If instead you use /v1/internal/logits
for example by sending:
{
"prompt": "string",
"use_samplers": false,
"top_logits": 50,
"frequency_penalty": 0,
"max_tokens": 16,
"presence_penalty": 0,
"temperature": 1,
"top_p": 1,
"preset": "string",
"min_p": 0,
"dynamic_temperature": false,
"dynatemp_low": 1,
"dynatemp_high": 1,
"dynatemp_exponent": 1,
"smoothing_factor": 0,
"smoothing_curve": 1,
"top_k": 0,
"repetition_penalty": 1,
"repetition_penalty_range": 1024,
"typical_p": 1,
"tfs": 1,
"top_a": 0,
"epsilon_cutoff": 0,
"eta_cutoff": 0,
"guidance_scale": 1,
"negative_prompt": "",
"penalty_alpha": 0,
"mirostat_mode": 0,
"mirostat_tau": 5,
"mirostat_eta": 0.1,
"temperature_last": false,
"do_sample": true,
"seed": -1,
"encoder_repetition_penalty": 1,
"no_repeat_ngram_size": 0,
"truncation_length": 0,
"max_tokens_second": 0,
"prompt_lookup_num_tokens": 0,
"custom_token_bans": "",
"sampler_priority": [
"string"
],
"auto_max_new_tokens": false,
"ban_eos_token": false,
"add_bos_token": true,
"skip_special_tokens": true,
"grammar_string": ""
}
Logprobs returns correctly:
{
"1": 0.03324248269200325,
"2": 0.001473770011216402,
" =": 0.33165204524993896,
"(": 0.23287194967269897,
"_": 0.034331582486629486,
"[]": 0.02858273684978485,
" input": 0.026553742587566376,
" longest": 0.01292374636977911,
"=": 0.010019432753324509,
" reverse": 0.009669930674135685,
" Solution": 0.008004358969628811,
" DL": 0.0075729419477283955,
".": 0.00756840780377388,
" find": 0.006876722909510136,
" solution": 0.005255056545138359,
"=\"": 0.005123800598084927,
"\n": 0.004228157922625542,
" s": 0.004070453345775604,
" remove": 0.0033274691086262465,
"[": 0.0030798325315117836,
" sort": 0.0029597424436360598,
" ": 0.0028184654656797647,
" name": 0.0027846412267535925,
"ify": 0.0027198356110602617,
"y": 0.002703306032344699,
"?": 0.0025417900178581476,
" trim": 0.0022532783914357424,
" replace": 0.002217961475253105,
",": 0.0021920190192759037,
" get": 0.0021445895545184612,
" message": 0.002104737563058734,
" read": 0.0016813671682029963,
"To": 0.001632209517993033,
" solve": 0.00146298308391124,
" user": 0.0013596850913017988,
" str": 0.0013504669768735766,
" a": 0.0013481411151587963,
":": 0.001335840206593275,
"(\"": 0.0012714873300865293,
" first": 0.0012692000018432736,
" is": 0.001227685483172536,
" Find": 0.0011690461542457342,
" format": 0.0011656478745862842,
" my": 0.0011427566641941667,
" lower": 0.0011346976971253753,
" pal": 0.001128942472860217,
"iest": 0.0010990109294652939,
"()": 0.0010859015164896846,
" add": 0.001075023552402854,
" check": 0.0010711746290326118
}
So I think the lm-evaluation-harness framework does not work for evaluations that require logprobs such as mmlu since it expects to also read logprobs along with the generated response.

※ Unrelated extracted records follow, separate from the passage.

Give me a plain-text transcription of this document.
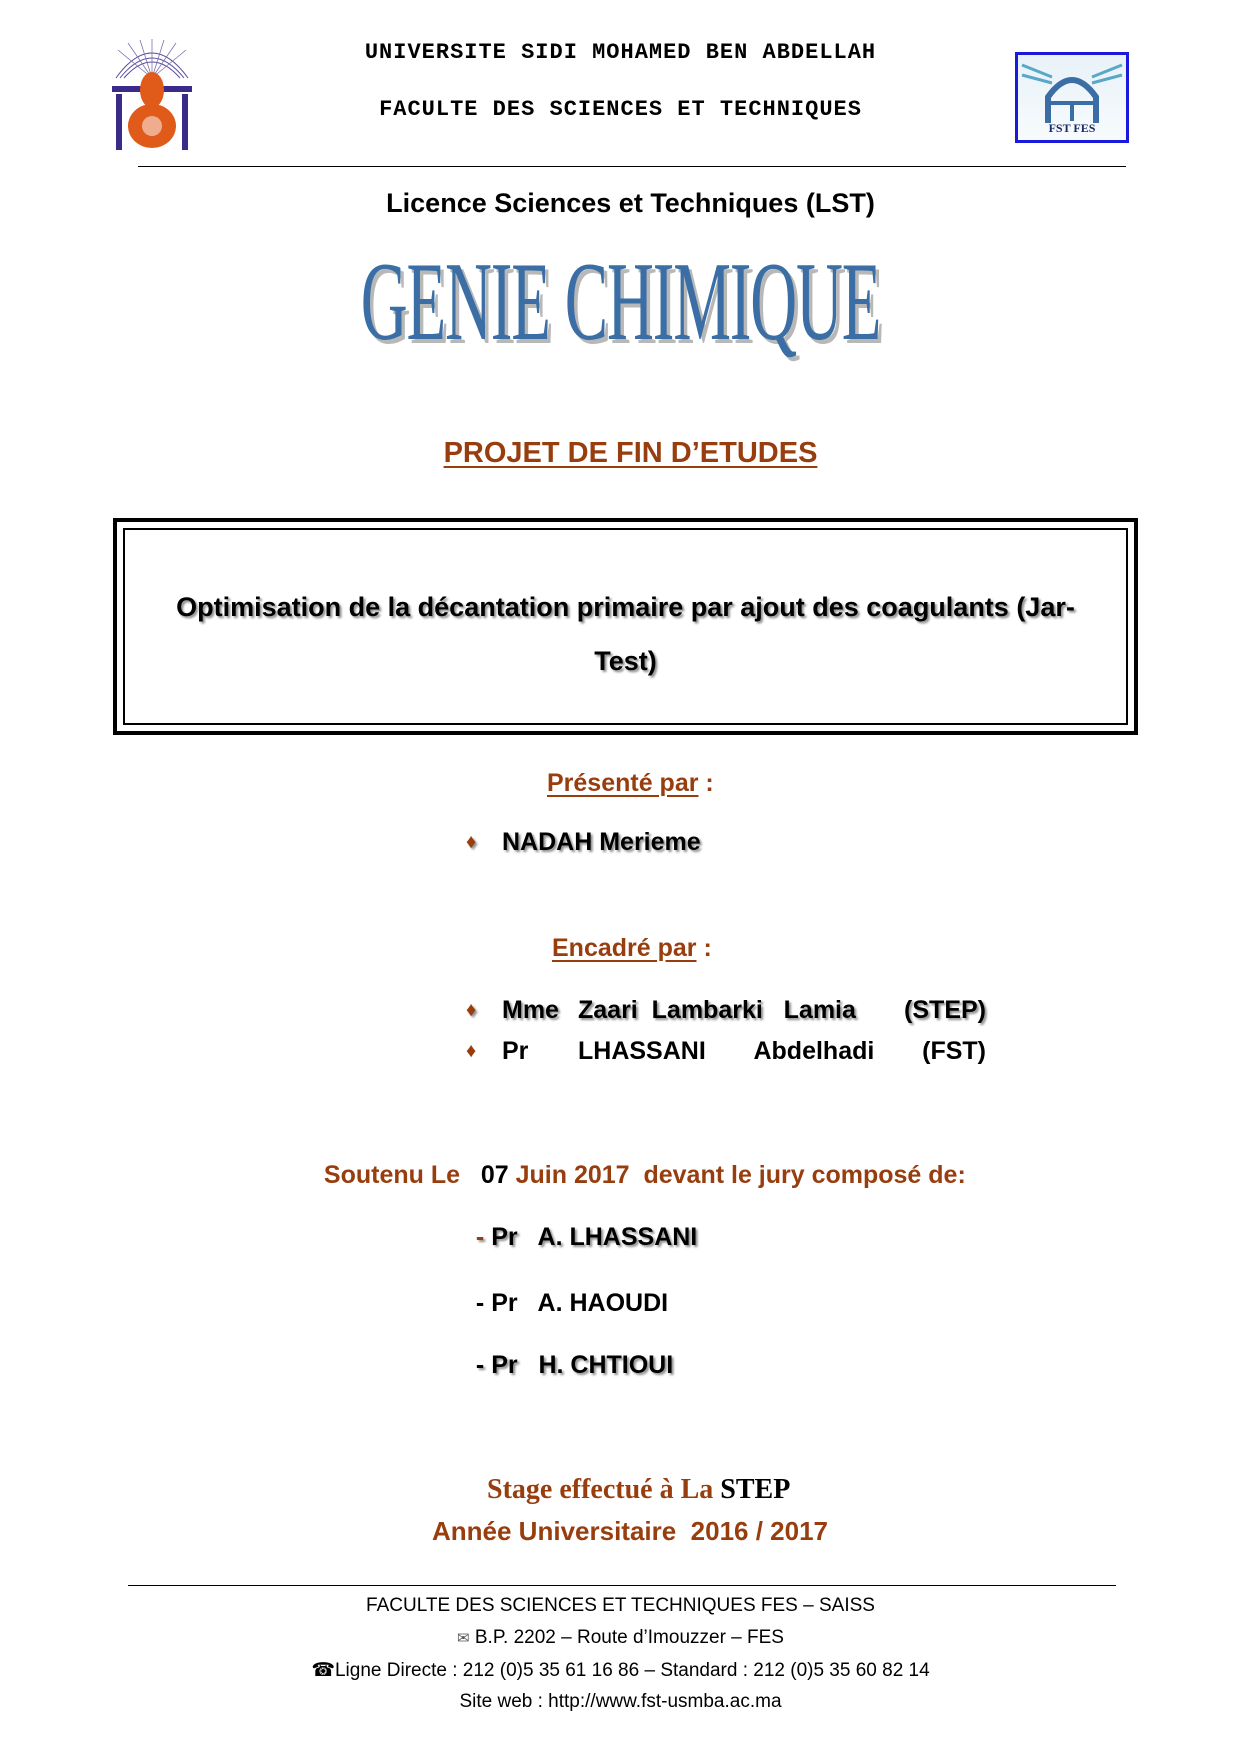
UNIVERSITE SIDI MOHAMED BEN ABDELLAH
FACULTE DES SCIENCES ET TECHNIQUES
FST FES
Licence Sciences et Techniques (LST)
GENIE CHIMIQUE
PROJET DE FIN D’ETUDES
Optimisation de la décantation primaire par ajout des coagulants (Jar-
Test)
Présenté par :
♦	NADAH Merieme
Encadré par :
♦	Mme Zaari  Lambarki   Lamia	(STEP)
♦	Pr	LHASSANI       Abdelhadi	(FST)

Soutenu Le 07 Juin 2017  devant le jury composé de:

- Pr A. LHASSANI

- Pr A. HAOUDI

- Pr H. CHTIOUI

Stage effectué à La STEP

Année Universitaire  2016 / 2017
FACULTE DES SCIENCES ET TECHNIQUES FES – SAISS
✉ B.P. 2202 – Route d’Imouzzer – FES
☎Ligne Directe : 212 (0)5 35 61 16 86 – Standard : 212 (0)5 35 60 82 14
Site web : http://www.fst-usmba.ac.ma
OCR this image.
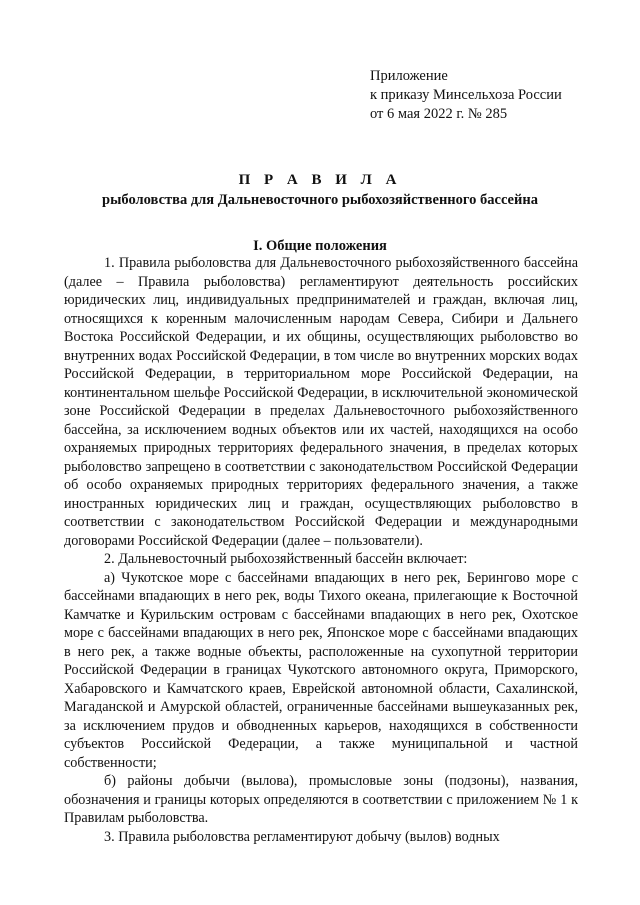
Приложение
к приказу Минсельхоза России
от 6 мая 2022 г. № 285
П Р А В И Л А
рыболовства для Дальневосточного рыбохозяйственного бассейна
I. Общие положения

1. Правила рыболовства для Дальневосточного рыбохозяйственного бассейна (далее – Правила рыболовства) регламентируют деятельность российских юридических лиц, индивидуальных предпринимателей и граждан, включая лиц, относящихся к коренным малочисленным народам Севера, Сибири и Дальнего Востока Российской Федерации, и их общины, осуществляющих рыболовство во внутренних водах Российской Федерации, в том числе во внутренних морских водах Российской Федерации, в территориальном море Российской Федерации, на континентальном шельфе Российской Федерации, в исключительной экономической зоне Российской Федерации в пределах Дальневосточного рыбохозяйственного бассейна, за исключением водных объектов или их частей, находящихся на особо охраняемых природных территориях федерального значения, в пределах которых рыболовство запрещено в соответствии с законодательством Российской Федерации об особо охраняемых природных территориях федерального значения, а также иностранных юридических лиц и граждан, осуществляющих рыболовство в соответствии с законодательством Российской Федерации и международными договорами Российской Федерации (далее – пользователи).

2. Дальневосточный рыбохозяйственный бассейн включает:

а) Чукотское море с бассейнами впадающих в него рек, Берингово море с бассейнами впадающих в него рек, воды Тихого океана, прилегающие к Восточной Камчатке и Курильским островам с бассейнами впадающих в него рек, Охотское море с бассейнами впадающих в него рек, Японское море с бассейнами впадающих в него рек, а также водные объекты, расположенные на сухопутной территории Российской Федерации в границах Чукотского автономного округа, Приморского, Хабаровского и Камчатского краев, Еврейской автономной области, Сахалинской, Магаданской и Амурской областей, ограниченные бассейнами вышеуказанных рек, за исключением прудов и обводненных карьеров, находящихся в собственности субъектов Российской Федерации, а также муниципальной и частной собственности;

б) районы добычи (вылова), промысловые зоны (подзоны), названия, обозначения и границы которых определяются в соответствии с приложением № 1 к Правилам рыболовства.

3. Правила рыболовства регламентируют добычу (вылов) водных
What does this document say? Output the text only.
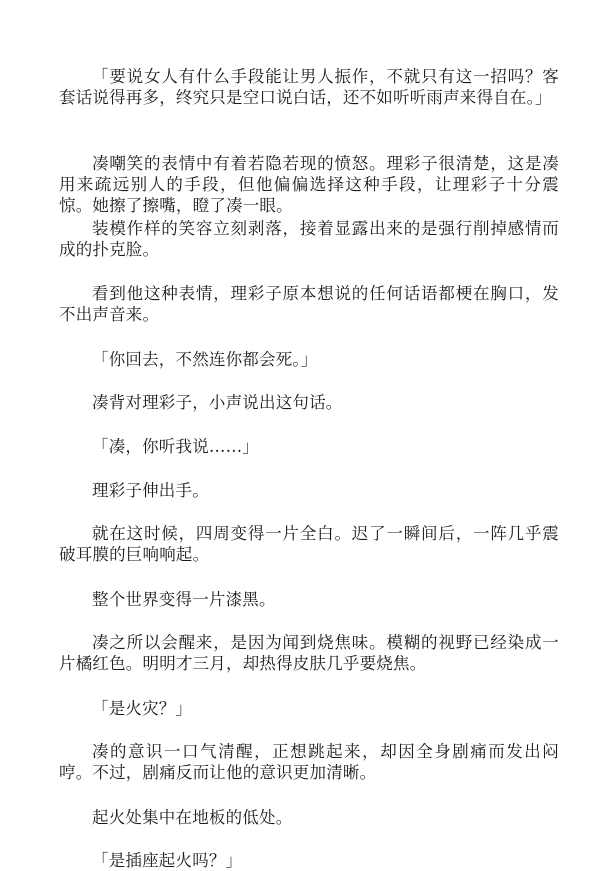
「要说女人有什么手段能让男人振作，不就只有这一招吗？客套话说得再多，终究只是空口说白话，还不如听听雨声来得自在。」

凑嘲笑的表情中有着若隐若现的愤怒。理彩子很清楚，这是凑用来疏远别人的手段，但他偏偏选择这种手段，让理彩子十分震惊。她擦了擦嘴，瞪了凑一眼。

装模作样的笑容立刻剥落，接着显露出来的是强行削掉感情而成的扑克脸。

看到他这种表情，理彩子原本想说的任何话语都梗在胸口，发不出声音来。

「你回去，不然连你都会死。」

凑背对理彩子，小声说出这句话。

「凑，你听我说……」

理彩子伸出手。

就在这时候，四周变得一片全白。迟了一瞬间后，一阵几乎震破耳膜的巨响响起。

整个世界变得一片漆黑。

凑之所以会醒来，是因为闻到烧焦味。模糊的视野已经染成一片橘红色。明明才三月，却热得皮肤几乎要烧焦。

「是火灾？」

凑的意识一口气清醒，正想跳起来，却因全身剧痛而发出闷哼。不过，剧痛反而让他的意识更加清晰。

起火处集中在地板的低处。

「是插座起火吗？」
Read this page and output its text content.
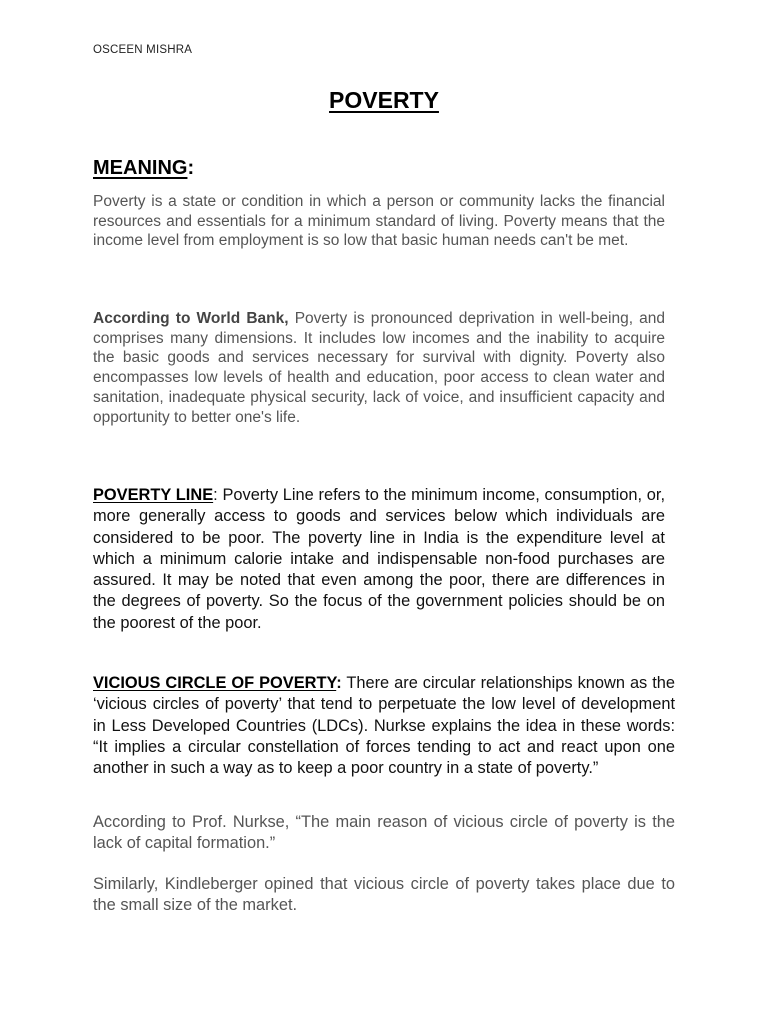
OSCEEN MISHRA
POVERTY
MEANING:

Poverty is a state or condition in which a person or community lacks the financial resources and essentials for a minimum standard of living. Poverty means that the income level from employment is so low that basic human needs can't be met.

According to World Bank, Poverty is pronounced deprivation in well-being, and comprises many dimensions. It includes low incomes and the inability to acquire the basic goods and services necessary for survival with dignity. Poverty also encompasses low levels of health and education, poor access to clean water and sanitation, inadequate physical security, lack of voice, and insufficient capacity and opportunity to better one's life.

POVERTY LINE: Poverty Line refers to the minimum income, consumption, or, more generally access to goods and services below which individuals are considered to be poor. The poverty line in India is the expenditure level at which a minimum calorie intake and indispensable non-food purchases are assured. It may be noted that even among the poor, there are differences in the degrees of poverty. So the focus of the government policies should be on the poorest of the poor.

VICIOUS CIRCLE OF POVERTY: There are circular relationships known as the ‘vicious circles of poverty’ that tend to perpetuate the low level of development in Less Developed Countries (LDCs). Nurkse explains the idea in these words: “It implies a circular constellation of forces tending to act and react upon one another in such a way as to keep a poor country in a state of poverty.”

According to Prof. Nurkse, “The main reason of vicious circle of poverty is the lack of capital formation.”

Similarly, Kindleberger opined that vicious circle of poverty takes place due to the small size of the market.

Since there are now so many models on HF and it would be useful to understand how they perform on specific tasks or languages.
Lately I was trying to use https://github.com/EleutherAI/lm-evaluation-harness/tree/main aiming to test quantized models as well.
But it seems that the OpenAI API of text-generation-webui does not return logprobs using "/v1/completions" , the relevant field is always empty.
Am I wrong or is this still not possible?
For the same model using "/v1/internal/logits" seems to return values.